En este libro hay melancolía, hay despojo, hay recuerdo. Sin haber estado en alguno de esos lugares, uno se siente en esos lugares. Son espacios y personajes reconocibles, del barrio, de la cuadra, de las antiguas teleseries y de libros que leímos en la adolescencia. Incluso amigas con quienes alguna vez rompimos la barrera y nos besamos. Con este puñado de creaciones de Claudio Rodríguez, ciudadano universal, nos identificamos. Nos sentimos escribiendo junto a él. Sirviéndole vino mientras dispara sílabas y vocablos con su pistola espacial de juguete. Está el Rodríguez reconocible, el de los personajes despojados. El de las descripciones de calles y casonas.
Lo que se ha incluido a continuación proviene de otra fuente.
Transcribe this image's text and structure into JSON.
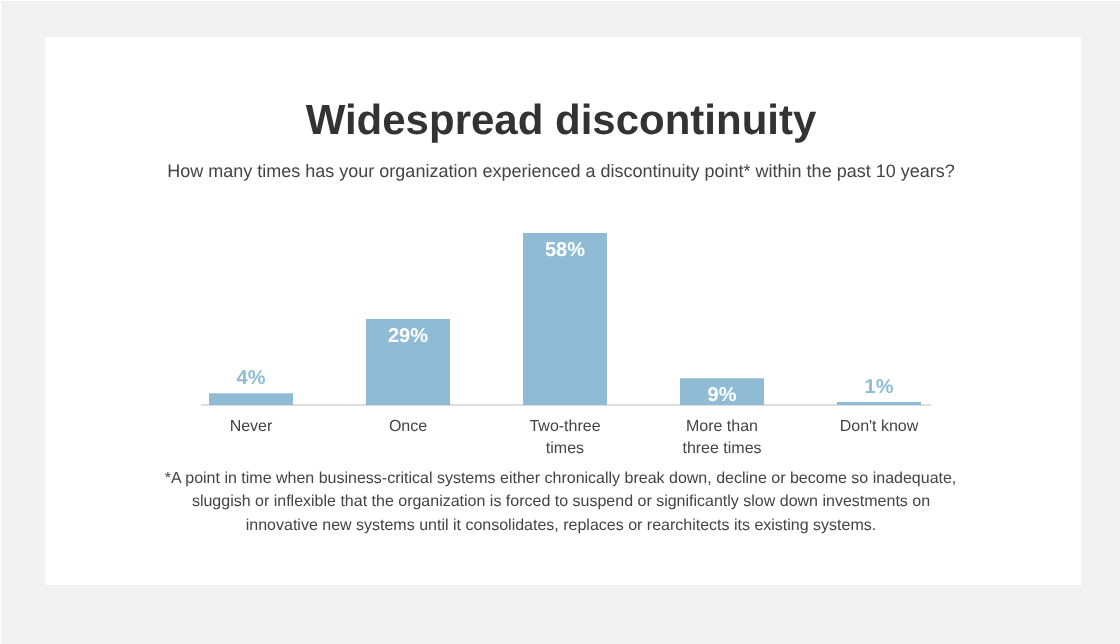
{
  "chart_data": {
    "type": "bar",
    "title": "Widespread discontinuity",
    "subtitle": "How many times has your organization experienced a discontinuity point* within the past 10 years?",
    "categories": [
      "Never",
      "Once",
      "Two-three times",
      "More than three times",
      "Don't know"
    ],
    "values": [
      4,
      29,
      58,
      9,
      1
    ],
    "value_labels": [
      "4%",
      "29%",
      "58%",
      "9%",
      "1%"
    ],
    "color": "#8fbcd4",
    "annotations": [
      "*A point in time when business-critical systems either chronically break down, decline or become so inadequate, sluggish or inflexible that the organization is forced to suspend or significantly slow down investments on innovative new systems until it consolidates, replaces or rearchitects its existing systems."
    ]
  }
}
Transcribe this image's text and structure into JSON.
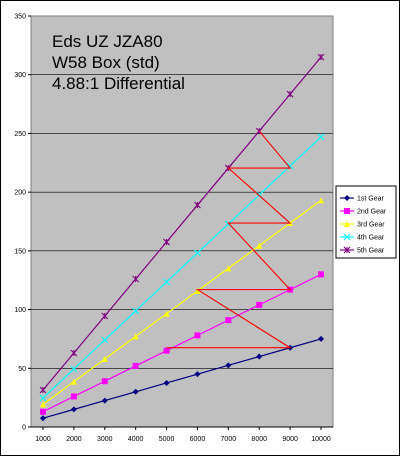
{
  "chart_data": {
    "type": "line",
    "title_lines": [
      "Eds UZ JZA80",
      "W58 Box (std)",
      "4.88:1 Differential"
    ],
    "x": [
      1000,
      2000,
      3000,
      4000,
      5000,
      6000,
      7000,
      8000,
      9000,
      10000
    ],
    "x_tick_labels": [
      "1000",
      "2000",
      "3000",
      "4000",
      "5000",
      "6000",
      "7000",
      "8000",
      "9000",
      "10000"
    ],
    "ylim": [
      0,
      350
    ],
    "y_ticks": [
      0,
      50,
      100,
      150,
      200,
      250,
      300,
      350
    ],
    "y_tick_labels": [
      "0",
      "50",
      "100",
      "150",
      "200",
      "250",
      "300",
      "350"
    ],
    "grid": "horizontal",
    "legend_position": "right",
    "series": [
      {
        "name": "1st Gear",
        "color": "#000080",
        "marker": "diamond",
        "values": [
          7.5,
          15,
          22.5,
          30,
          37.5,
          45,
          52.5,
          60,
          67.5,
          75
        ]
      },
      {
        "name": "2nd Gear",
        "color": "#ff00ff",
        "marker": "square",
        "values": [
          13,
          26,
          39,
          52,
          65,
          78,
          91,
          104,
          117,
          130
        ]
      },
      {
        "name": "3rd Gear",
        "color": "#ffff00",
        "marker": "triangle",
        "values": [
          19.3,
          38.6,
          57.9,
          77.2,
          96.5,
          115.8,
          135.1,
          154.4,
          173.7,
          193
        ]
      },
      {
        "name": "4th Gear",
        "color": "#00ffff",
        "marker": "x",
        "values": [
          24.7,
          49.4,
          74.1,
          98.8,
          123.5,
          148.2,
          172.9,
          197.6,
          222.3,
          247
        ]
      },
      {
        "name": "5th Gear",
        "color": "#800080",
        "marker": "star",
        "values": [
          31.5,
          63,
          94.5,
          126,
          157.5,
          189,
          220.5,
          252,
          283.5,
          315
        ]
      }
    ],
    "shift_lines": {
      "color": "#ff0000",
      "points": [
        [
          5000,
          67.5
        ],
        [
          9000,
          67.5
        ],
        [
          6000,
          117
        ],
        [
          9000,
          117
        ],
        [
          7000,
          173.7
        ],
        [
          9000,
          173.7
        ],
        [
          7000,
          220.5
        ],
        [
          9000,
          220.5
        ],
        [
          8000,
          252
        ]
      ]
    }
  }
}
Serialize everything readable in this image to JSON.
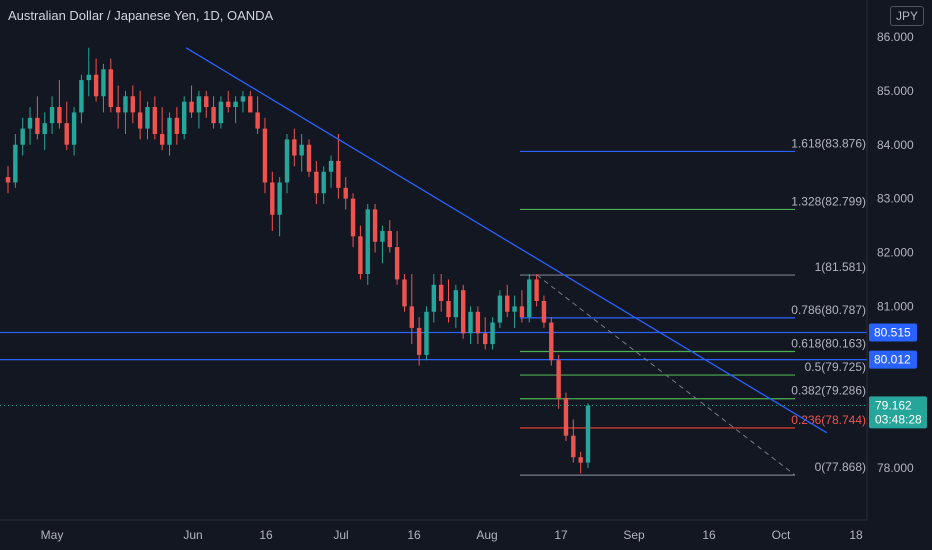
{
  "header": {
    "title": "Australian Dollar / Japanese Yen, 1D, OANDA",
    "currency": "JPY"
  },
  "chart_data": {
    "type": "candlestick",
    "symbol": "AUDJPY",
    "timeframe": "1D",
    "ylim": [
      77.0,
      86.5
    ],
    "y_ticks": [
      "86.000",
      "85.000",
      "84.000",
      "83.000",
      "82.000",
      "81.000",
      "78.000"
    ],
    "x_ticks": [
      "May",
      "Jun",
      "16",
      "Jul",
      "16",
      "Aug",
      "17",
      "Sep",
      "16",
      "Oct",
      "18"
    ],
    "colors": {
      "up": "#26a69a",
      "down": "#ef5350",
      "trendline": "#2962ff",
      "background": "#131722"
    },
    "candles": [
      [
        83.4,
        83.6,
        83.1,
        83.3
      ],
      [
        83.3,
        84.2,
        83.2,
        84.0
      ],
      [
        84.0,
        84.5,
        83.8,
        84.3
      ],
      [
        84.3,
        84.7,
        84.0,
        84.5
      ],
      [
        84.5,
        84.9,
        84.1,
        84.2
      ],
      [
        84.2,
        84.6,
        83.9,
        84.4
      ],
      [
        84.4,
        84.9,
        84.2,
        84.7
      ],
      [
        84.7,
        85.2,
        84.3,
        84.4
      ],
      [
        84.4,
        84.8,
        83.9,
        84.0
      ],
      [
        84.0,
        84.7,
        83.8,
        84.6
      ],
      [
        84.6,
        85.3,
        84.4,
        85.2
      ],
      [
        85.2,
        85.8,
        84.9,
        85.3
      ],
      [
        85.3,
        85.6,
        84.8,
        84.9
      ],
      [
        84.9,
        85.5,
        84.6,
        85.4
      ],
      [
        85.4,
        85.6,
        84.6,
        84.7
      ],
      [
        84.7,
        85.1,
        84.3,
        84.6
      ],
      [
        84.6,
        85.0,
        84.2,
        84.9
      ],
      [
        84.9,
        85.1,
        84.4,
        84.6
      ],
      [
        84.6,
        85.0,
        84.1,
        84.3
      ],
      [
        84.3,
        84.8,
        84.1,
        84.7
      ],
      [
        84.7,
        84.9,
        84.1,
        84.2
      ],
      [
        84.2,
        84.7,
        83.9,
        84.0
      ],
      [
        84.0,
        84.6,
        83.8,
        84.5
      ],
      [
        84.5,
        84.7,
        84.0,
        84.2
      ],
      [
        84.2,
        84.9,
        84.1,
        84.8
      ],
      [
        84.8,
        85.1,
        84.5,
        84.6
      ],
      [
        84.6,
        85.0,
        84.3,
        84.9
      ],
      [
        84.9,
        85.0,
        84.5,
        84.7
      ],
      [
        84.7,
        84.9,
        84.3,
        84.4
      ],
      [
        84.4,
        84.9,
        84.3,
        84.8
      ],
      [
        84.8,
        85.0,
        84.6,
        84.7
      ],
      [
        84.7,
        84.9,
        84.4,
        84.8
      ],
      [
        84.8,
        85.0,
        84.6,
        84.9
      ],
      [
        84.9,
        85.0,
        84.6,
        84.6
      ],
      [
        84.6,
        84.9,
        84.2,
        84.3
      ],
      [
        84.3,
        84.5,
        83.1,
        83.3
      ],
      [
        83.3,
        83.5,
        82.4,
        82.7
      ],
      [
        82.7,
        83.4,
        82.3,
        83.3
      ],
      [
        83.3,
        84.2,
        83.1,
        84.1
      ],
      [
        84.1,
        84.3,
        83.6,
        83.8
      ],
      [
        83.8,
        84.2,
        83.5,
        84.0
      ],
      [
        84.0,
        84.1,
        83.4,
        83.5
      ],
      [
        83.5,
        83.7,
        82.9,
        83.1
      ],
      [
        83.1,
        83.6,
        82.9,
        83.5
      ],
      [
        83.5,
        83.8,
        83.2,
        83.7
      ],
      [
        83.7,
        84.2,
        83.0,
        83.2
      ],
      [
        83.2,
        83.4,
        82.8,
        83.0
      ],
      [
        83.0,
        83.1,
        82.1,
        82.3
      ],
      [
        82.3,
        82.5,
        81.5,
        81.6
      ],
      [
        81.6,
        82.9,
        81.4,
        82.8
      ],
      [
        82.8,
        82.9,
        82.0,
        82.2
      ],
      [
        82.2,
        82.5,
        81.8,
        82.4
      ],
      [
        82.4,
        82.6,
        82.0,
        82.1
      ],
      [
        82.1,
        82.4,
        81.4,
        81.5
      ],
      [
        81.5,
        81.6,
        80.9,
        81.0
      ],
      [
        81.0,
        81.6,
        80.3,
        80.6
      ],
      [
        80.6,
        80.8,
        79.9,
        80.1
      ],
      [
        80.1,
        81.0,
        80.0,
        80.9
      ],
      [
        80.9,
        81.6,
        80.7,
        81.4
      ],
      [
        81.4,
        81.6,
        80.9,
        81.1
      ],
      [
        81.1,
        81.5,
        80.7,
        80.8
      ],
      [
        80.8,
        81.4,
        80.6,
        81.3
      ],
      [
        81.3,
        81.4,
        80.4,
        80.5
      ],
      [
        80.5,
        81.0,
        80.3,
        80.9
      ],
      [
        80.9,
        81.0,
        80.3,
        80.5
      ],
      [
        80.5,
        80.8,
        80.2,
        80.3
      ],
      [
        80.3,
        80.8,
        80.2,
        80.7
      ],
      [
        80.7,
        81.3,
        80.6,
        81.2
      ],
      [
        81.2,
        81.4,
        80.8,
        80.9
      ],
      [
        80.9,
        81.2,
        80.6,
        81.0
      ],
      [
        81.0,
        81.3,
        80.7,
        80.8
      ],
      [
        80.8,
        81.6,
        80.7,
        81.5
      ],
      [
        81.5,
        81.6,
        81.0,
        81.1
      ],
      [
        81.1,
        81.2,
        80.6,
        80.7
      ],
      [
        80.7,
        80.8,
        79.9,
        80.0
      ],
      [
        80.0,
        80.1,
        79.1,
        79.3
      ],
      [
        79.3,
        79.4,
        78.5,
        78.6
      ],
      [
        78.6,
        78.9,
        78.1,
        78.2
      ],
      [
        78.2,
        78.3,
        77.9,
        78.1
      ],
      [
        78.1,
        79.2,
        78.0,
        79.16
      ]
    ],
    "trendlines": [
      {
        "name": "downtrend-upper",
        "points": [
          [
            0.176,
            85.8
          ],
          [
            0.855,
            78.3
          ]
        ]
      }
    ],
    "horizontal_levels": [
      {
        "label": "80.515",
        "value": 80.515,
        "color": "#2962ff"
      },
      {
        "label": "80.012",
        "value": 80.012,
        "color": "#2962ff"
      }
    ],
    "fibonacci": [
      {
        "label": "1.618(83.876)",
        "value": 83.876,
        "color": "#2962ff"
      },
      {
        "label": "1.328(82.799)",
        "value": 82.799,
        "color": "#4caf50"
      },
      {
        "label": "1(81.581)",
        "value": 81.581,
        "color": "#787b86"
      },
      {
        "label": "0.786(80.787)",
        "value": 80.787,
        "color": "#2962ff"
      },
      {
        "label": "0.618(80.163)",
        "value": 80.163,
        "color": "#4caf50"
      },
      {
        "label": "0.5(79.725)",
        "value": 79.725,
        "color": "#4caf50"
      },
      {
        "label": "0.382(79.286)",
        "value": 79.286,
        "color": "#4caf50"
      },
      {
        "label": "0.236(78.744)",
        "value": 78.744,
        "color": "#f44336"
      },
      {
        "label": "0(77.868)",
        "value": 77.868,
        "color": "#787b86"
      }
    ],
    "last_price": {
      "label": "79.162",
      "value": 79.162,
      "countdown": "03:48:28",
      "color": "#26a69a"
    }
  }
}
De cerros y elevadores. De muchachas entraditas en carne que nos miran con deseo contenido. De los personajes que son perdedores, pero no tan perdedores. Rodríguez se confiesa –muy probablemente sin saberlo y si lo sabe da igual– a través de sus relatos. Aventuramos sus obsesiones, sus coqueteos, sus gustos por mujeres de cachetes rosaditos. Vivimos en Ministro 294, donde el final nos sorprende, nos da un suave golpe al mentón, sin estridencias. Asistimos en La Chancha voladora al fútbol como un relato. La cancha es la hoja donde se escribe. El espíritu es lo que significa la pelota. El fútbol como sinónimo del amor, la garra. De todo. En Jaimillo y el Monobloco reconocemos al Rodríguez que gusta del lenguaje despojado, cercano, de calle, sin caer en facilismos. Todo, en medio de bromas de asilo de ancianos, como estar más tieso que chuleta de frigorífico, cosas así que nos recuerdan a nuestras abuelitas y tías más viejas. Asistimos a viajes al pasado, a nuestra memoria, transformándonos cada uno en esos personajes, en esos episodios de la historia chilena reconocibles y que Rodríguez toca tangencialmente dando testimonio de ellos sin abusos ni panfletos. Somos esos personajes pasando las mismas pellejerías que algún nosotros también vivimos. La espléndida herencia de Droguett llega en La casa, el origen, la vuelta un cuento que parte bien incluso desde el título. Como Toto de Cinema Paradiso que solo en un cine ve las imágenes que le dejó Alfredo, así disfrutamos de estos relatos que nos engullen, nos devuelven y nos vuelven a engullir.